La question était donc posée de savoir quel courant jurisprudentiel la Cour de cassation déciderait de suivre dans cette affaire.
L’avocate générale proposait dans son avis de continuer à suivre le 1er courant estimant que la renonciation par l’employeur à l’obligation de non-concurrence ne se présume pas et doit résulter d’actes manifestant sans équivoque la volonté d’y renoncer.
La Cour de cassation en a décidé autrement.
Cette décision du 17 février 2021 renforce donc le 2nd mouvement jurisprudentiel concernant la portée d’une transaction en l’appliquant à la clause de non-concurrence.
3. La portée de l’arrêt du 17 février 2021
a) Veiller avec soins à la rédaction d’une transaction
La décision du 17 février 2021 concerne la portée d’une transaction rédigée en des termes généraux.
Concernant le sort de la CNC, la position de la Cour de cassation pourrait être différente en présence d’une transaction rédigée en des termes précis, sauf sur la question de la clause de non-concurrence !
b) Un silence préjudiciable tant côté employeur que salarié
A notre sens côté employeur, si la CNC n’est pas levée et que la transaction est rédigée en des termes généraux, l’employeur ne pourra donc plus évoquer une violation éventuelle de la CNC par le salarié.
Le consentement de l’employeur à la transaction peut également être vicié si l’employeur n’a pas connaissance, lors de la signature de la transaction, que le salarié est déjà parti à la concurrence, alors même que la CNC n’a pas été levée.
Si l’intention de l’employeur est de maintenir la CNC, le sujet doit être purgé clairement dans la transaction.
Le seul avantage de la décision du 17 février 2021 est de constituer un filet de secours pour l’employeur qui aurait simplement oublié de lever la CNC dans le délai alors qu’il n’avait pas l’intention de maintenir cette clause et souhaitait s’affranchir du paiement de l’indemnité de non-concurrence.
De même, côté salarié, si la CNC n’est pas levée et que la transaction est rédigée en des termes généraux, le salarié risque de perdre son droit à l’indemnité de non-concurrence sur laquelle il comptait, tout en devant dans ce cas respecter son obligation de non-concurrence…ce qui limite sa liberté.

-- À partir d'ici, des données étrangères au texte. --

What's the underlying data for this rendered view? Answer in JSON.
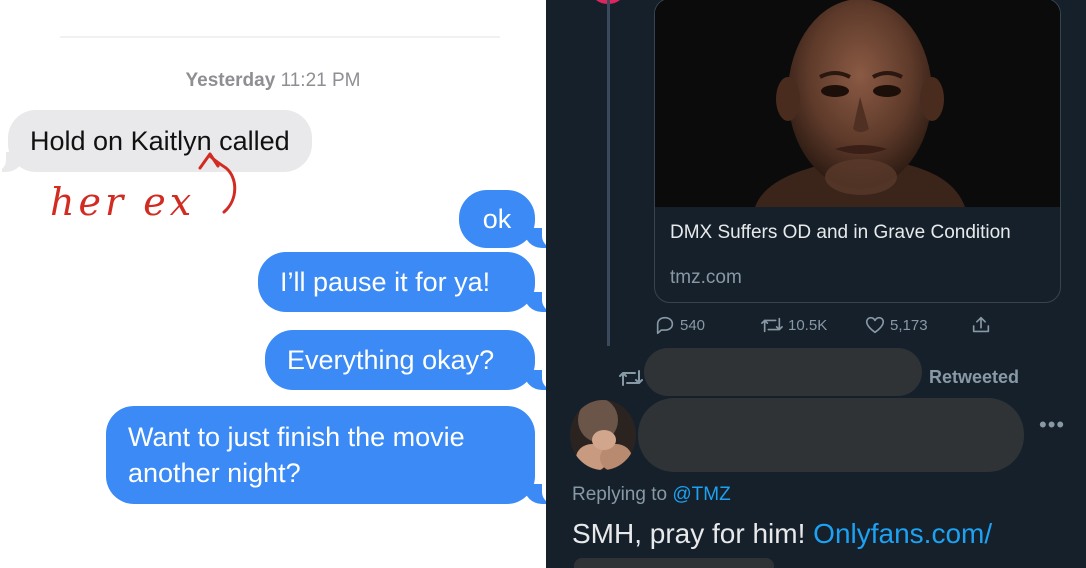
{
  "imessage": {
    "timestamp_day": "Yesterday",
    "timestamp_time": "11:21 PM",
    "messages": [
      {
        "from": "them",
        "text": "Hold on Kaitlyn called"
      },
      {
        "from": "me",
        "text": "ok"
      },
      {
        "from": "me",
        "text": "I’ll pause it for ya!"
      },
      {
        "from": "me",
        "text": "Everything okay?"
      },
      {
        "from": "me",
        "text": "Want to just finish the movie another night?"
      }
    ],
    "annotation": "her ex",
    "colors": {
      "outgoing": "#3b8af6",
      "incoming": "#e9e9eb",
      "annotation": "#d12b22"
    }
  },
  "tweet_thread": {
    "link_card": {
      "title": "DMX Suffers OD and in Grave Condition",
      "domain": "tmz.com",
      "image": "photo of bald man looking worried"
    },
    "actions": {
      "replies": "540",
      "retweets": "10.5K",
      "likes": "5,173"
    },
    "retweeted_label": "Retweeted",
    "reply": {
      "replying_prefix": "Replying to",
      "replying_handle": "@TMZ",
      "text": "SMH, pray for him!",
      "link": "Onlyfans.com/"
    },
    "colors": {
      "background": "#15202b",
      "link": "#1da1f2",
      "muted": "#8899a6",
      "text": "#e7e9ea"
    }
  }
}
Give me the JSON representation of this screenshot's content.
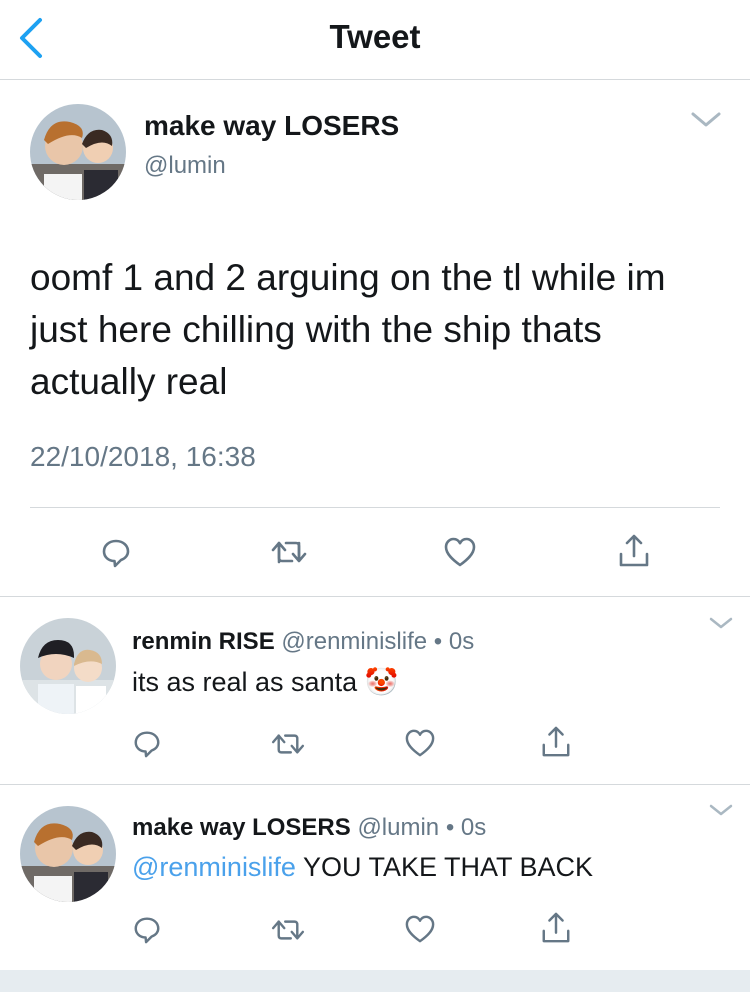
{
  "nav": {
    "title": "Tweet",
    "back_icon": "chevron-left-icon"
  },
  "colors": {
    "accent": "#1da1f2",
    "mention": "#4aa1eb",
    "muted": "#657786",
    "text": "#14171a",
    "divider": "#d5d9dc"
  },
  "tweet": {
    "author_name": "make way LOSERS",
    "author_handle": "@lumin",
    "text": "oomf 1 and 2 arguing on the tl while im just here chilling with the ship thats actually real",
    "timestamp": "22/10/2018, 16:38",
    "actions": [
      "reply-icon",
      "retweet-icon",
      "like-icon",
      "share-icon"
    ]
  },
  "replies": [
    {
      "author_name": "renmin RISE",
      "author_handle": "@renminislife",
      "separator": "•",
      "time": "0s",
      "text": "its as real as santa",
      "emoji": "🤡"
    },
    {
      "author_name": "make way LOSERS",
      "author_handle": "@lumin",
      "separator": "•",
      "time": "0s",
      "mention": "@renminislife",
      "text": "YOU TAKE THAT BACK"
    }
  ]
}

c) Le nouvel article 2044 du Code Civil
Cet arrêt a par ailleurs été rendu au visa des articles 2044 et 2052 du code civil dans leur version antérieure à la loi du 18 novembre 2016.
Désormais l’article 2044 dispose : « La transaction est un contrat par lequel les parties, par des concessions réciproques, terminent une contestation née, ou préviennent une contestation à naître.
Ce contrat doit être rédigé par écrit ».
La question reste ouverte de savoir qu’elle sera la position de la Cour de cassation au visa de la nouvelle rédaction de l’article 2044 qui impose clairement des concessions réciproques conformément à la jurisprudence constante.
Tout risque d’annulation d’une transaction, notamment en cas de concessions non réciproques ou de vice du consentement, n’est jamais à écarter de sorte que dans une telle hypothèse le sujet CNC ne serait pas tranché, employeur et salarié étant soumis à risque.
En pratique, aucune des parties n’a donc vraiment intérêt à « faire l’autruche » sur le sort d’une CNC en cas de transaction et nous recommandons plus que jamais aux employeurs de veiller à lever la CNC dans les conditions prévues, si tel est leur souhait, et aux parties de purger cette question clairement dans la transaction.